Air berkualitas dari pegunungan dialirkan ke kolam dan patung-patung di Taman Tirtagangga, Karangasem, Bali, lalu mengairi persawahan di sekitar desa. Foto: Anton Muhajir

 

Raja Anak Agung Anglurah Ketut Karangasem adalah seorang arsitek dan dosen yang gemar menulis. Tak heran warisan sejarah yang bisa dinikmati generasi kini adalah beberapa taman air seperti Tirtagangga dan Taman Ujung di Karangasem. Kedua taman air berada di dua area yang saling terhubung secara ekosistem, yakni gunung dan laut.

Anak raja, Dr. Anak Agung Made Djelantik (1919 – 2007) adalah seorang dokter dan pernah mengabdi untuk WHO. Ia sekolah di Jawa dan Belanda.

Anak laki-lakinya, Widoere Djelantik (1953) pada 1971 ke Belanda untuk kuliah arsitektur, seni, dan teknologi informasi. “Sejak kecil, taman air ini selalu menjadi tempat yang menyenangkan. Bersama dengan saudara-sudara perempuan, saya melompat dan bermain di kolam sepanjang hari,” tulis pria ini pada website.

Dibangun pada 1948, ada sejumlah hal yang mewarnai sejarah Tirtagangga. Pembangunan dibuat dalam beberapa tahapan, dan diinterupsi oleh erupsi Gunung Agung yang terakhir meletus pada September 1963. Bebukitan yang rapat menjadi gundul karena lava dan debu vulkanik.

 

Bangunan kamar mandi dan kolam pemandian anak di level tertinggi area taman air Tirtagangga, Karangasem, Bali. Foto: Anton Muhajir

 

Disebutkan, sejak 1979 rehabilitasi dimulai dengan perbaikan taman-taman. Dilanjutkan dengan bagian lain dibantu dana dari tiket masuk karena sudah kembali dikunjungi turis pada 1980an. Lalu pemerintah ikut merehabilitasi. Perawatan dan rehabilitasi harus terus dilakukan dan memerlukan dana agar tempat ini kembali megah serta memasukkan konsep Bali Hindu-Budha dalam kompleks desain bangunan. Pembuatan website ini bagian dari fundraising.

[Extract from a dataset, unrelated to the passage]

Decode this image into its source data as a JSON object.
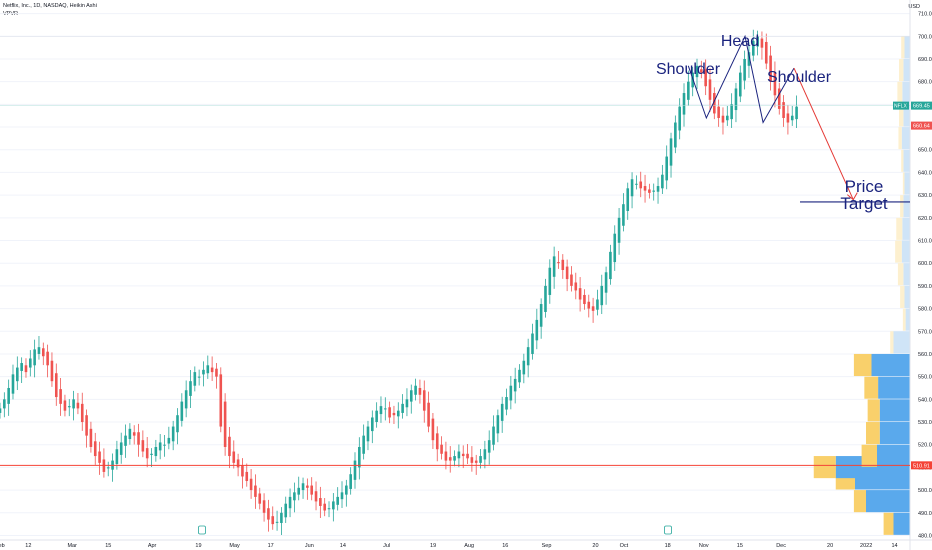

Pada 1988 salah satu petanda hidupnya kembali Tirtagangga dalam proses rehabilitasinya adalah mengalirkan air lagi dari menara air dan beberapa patung. Sejarah Tirtagangga juga diwarnai peristiwa gempa bumi yang membuat sejumlah bagian runtuh. Serta vandalisme, ketika sejumlah warga mengambil barang-barang saat masa darurat.

Jejak ekologis di taman air Tirtagangga sepatutnya bisa dipahami rombongan pelajar dari berbagai daerah di Indonesia yang rutin menyambangi saat musim libur sekolah. Juga warga sekitar yang menikmati kolam dan beningnya air untuk berendam dan berenang.